The Lord & His Prayer by NT Wright
My wife and I have been reading this short little book together at night for our couples devo time. Wright composes beautifully, mixing biblical scholarship with pastoral applications throughout it. Several of his suggests have been very intriguing like looking at the Lord’s Prayer as not just a model for our prayers but the pattern of Jesus own life. Wright reads the prayer in light of Jesus main message in the gospels – the Kingdom of God; and in light of Israel’s desire to return from exile by receiving the forgiveness of their sins.
The Church in the Power of the Spirit by Jurgen Moltmann
For a long time I’ve wanted to pick up Moltmann’s works and move through them. I was first introduced to his ideas through Richard Bauckham a very prominent NT scholar. Veli-Matti Karkainnen’s Introduction to Ecclesiology was the tipping point for me. He summarizes Moltmann’s contribution to ecclesiology in terms of eschatology, the Trinity, and the Spirit. So far I’ve found Moltmann difficult to read but rewarding. In fact he even saw the whole missional church conversation coming a long time ago. Anybody who wants to give concerted attention to the Trinity, the Spirit, and eschatology as they relate to the doctrine of the church is well worth the work reading them. Heads up though, Moltmann was a Tubingen professor and he uses buzz phrases that meant something particular to his Continental conversation partners but are hard to follow for stateside readers.
I’m totally loving Stark’s argument in this book. Basically he says that the Christian movement grew because of its use of cities and major trade routes. And points out several important details about what drew and changed people in the early church. I’ll give you a hint he says it wasn’t mainly the doctrine but the community that was being transformed by the doctrine that was attractive to new comers. If you have a passion for urban missions you’ve got to read this one, and if you don’t beware because this may flip your desires after reading it!
The Art of the Start by Guy Kawasaki
The lead pastor of City Church in Philadelphia, Tuck Bartholomew, suggested I pick this one up. I’m totally enjoying it. I’m almost done with it and I’ll post a one-post review of it soon. For anyone who has a desire to create new things and have them received well you want to read this book. Its Entrepreneurship for dummies.
The Forgotten Ways by Alan Hirsch
I know what you’re thinking, what? Sets ‘N’ Service hasn’t read Hirsch’s book yet? Yeah I hear you but listen I’ve read sections of it in the past but never cover to cover. Hirsch is always insightful, always provocative, and always challenging. I’m about 70 pages into the book and I’m already surprised by what I’m finding. At times some of my ministry practices get taken to the canvas by him and at times some of them get expanded and deepened, and ever so often I find myself saying come on brotha that’s an oversimplification. If you don’t know what the whole missional church conversation is about then this is a book you want to pick up. Its filled with stories as well as practicional advice. Hirsch and Frost have a few books out that have become the standard reads for planters working with postmodern and postChristian contexts: like this one, and this one. By the way they also have a handbook for the Forgotten Ways here.

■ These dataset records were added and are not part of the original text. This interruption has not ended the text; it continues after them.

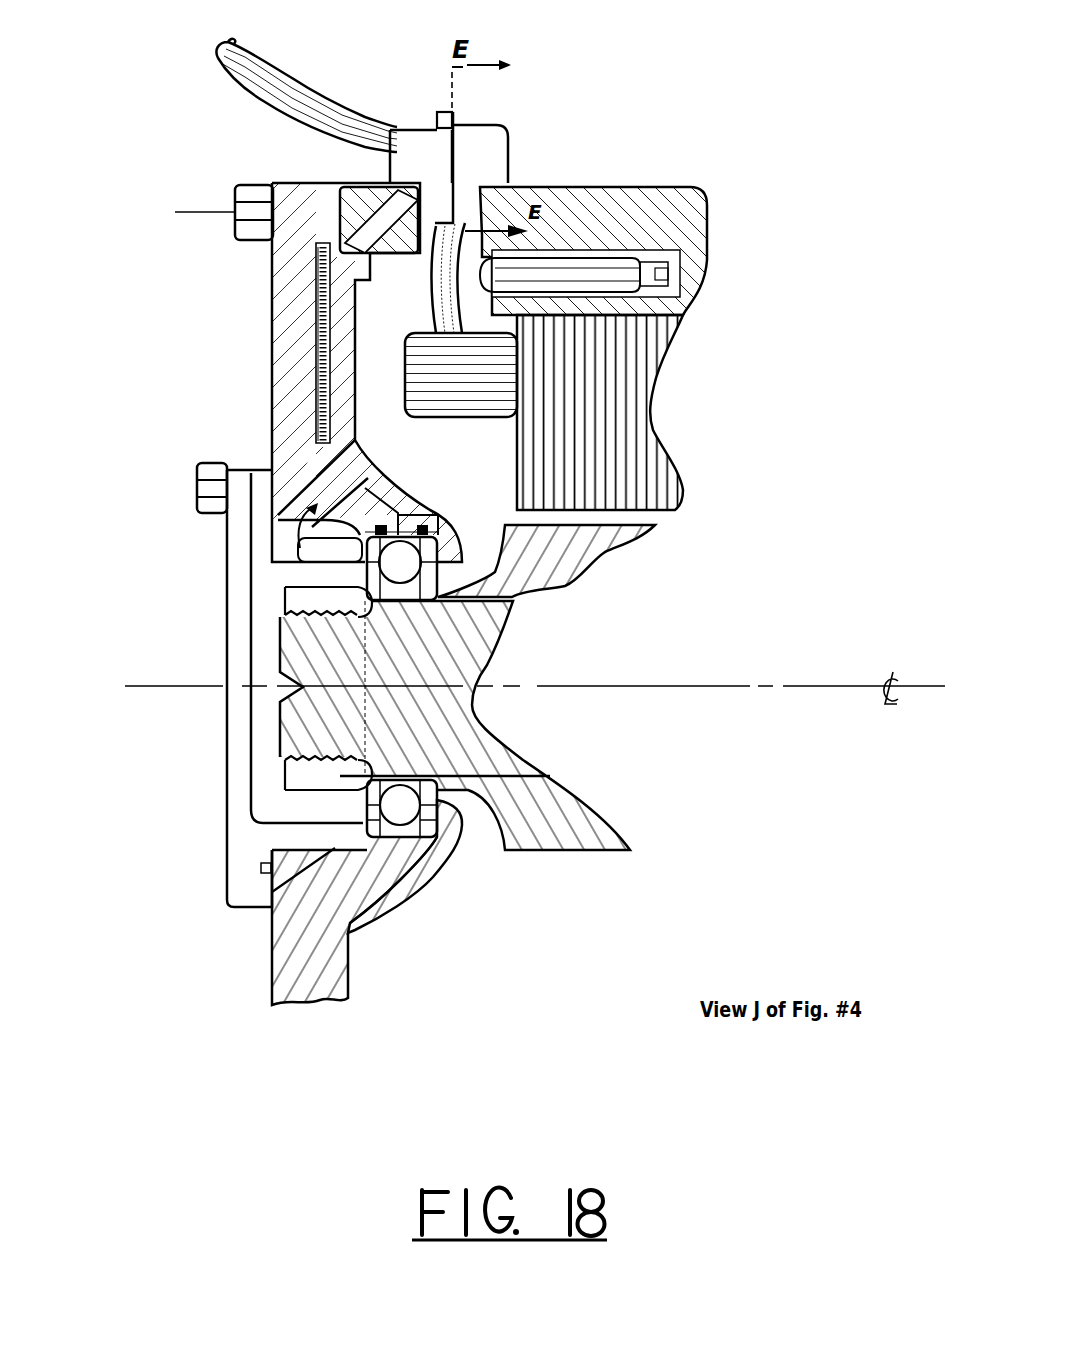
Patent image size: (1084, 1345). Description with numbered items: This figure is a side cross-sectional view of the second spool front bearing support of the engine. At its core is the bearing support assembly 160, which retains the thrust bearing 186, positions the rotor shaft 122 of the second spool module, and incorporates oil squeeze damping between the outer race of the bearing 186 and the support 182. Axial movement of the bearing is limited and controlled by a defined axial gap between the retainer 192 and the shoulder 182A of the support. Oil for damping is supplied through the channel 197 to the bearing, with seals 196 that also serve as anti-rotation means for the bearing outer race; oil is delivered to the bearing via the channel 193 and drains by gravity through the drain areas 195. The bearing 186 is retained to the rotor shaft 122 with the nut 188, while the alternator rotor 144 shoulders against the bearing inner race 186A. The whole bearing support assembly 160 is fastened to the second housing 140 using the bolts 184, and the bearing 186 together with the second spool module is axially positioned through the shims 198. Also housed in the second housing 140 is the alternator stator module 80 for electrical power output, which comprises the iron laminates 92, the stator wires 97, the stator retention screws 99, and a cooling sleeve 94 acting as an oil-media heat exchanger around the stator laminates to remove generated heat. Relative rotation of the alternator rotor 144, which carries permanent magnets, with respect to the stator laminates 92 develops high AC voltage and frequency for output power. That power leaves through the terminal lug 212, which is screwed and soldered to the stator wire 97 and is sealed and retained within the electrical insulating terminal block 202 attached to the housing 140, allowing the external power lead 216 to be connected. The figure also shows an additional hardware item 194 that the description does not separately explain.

The alternator stator module 80 is at (630, 327).
The iron laminates 92 is at (622, 413).
The cooling sleeve 94 is at (672, 238).
The stator wires 97 is at (458, 238).
The stator retention screws 99 is at (532, 262).
The rotor shaft 122 is at (467, 747).
The second housing 140 is at (643, 183).
The alternator rotor 144 is at (575, 552).
The bearing support assembly 160 is at (453, 865).
The support 182 is at (285, 310).
The shoulder 182A is at (463, 833).
The bolts 184 is at (240, 187).
The thrust bearing 186 is at (447, 822).
The bearing inner race 186A is at (318, 822).
The nut 188 is at (303, 603).
The retainer 192 is at (238, 781).
The channel 193 is at (425, 568).
The nut 194 is at (200, 480).
The gravity oil drain areas 195 is at (377, 400).
The seals 196 is at (328, 878).
The channel 197 is at (317, 332).
The shims 198 is at (337, 183).
The terminal block 202 is at (498, 145).
The terminal lug 212 is at (456, 115).
The external power lead 216 is at (272, 84).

Jesus Remembered by James Dunn
A friend of mine in graduate studies at the Jewish University in NYC has been raving about Dunn’s first volume in his Christianity in the Making series for a while now. He finally got me to take the time out and read through it. I’m not done but let me tell you Dunn’s chapters on “The Kingdom of God” and “Discipleship” are alone worth the hefty price of the book.
(Btw those that I didn’t already have in this list I got used at Amazon or as gifts for Christmas. Its the way to go on a tight budget).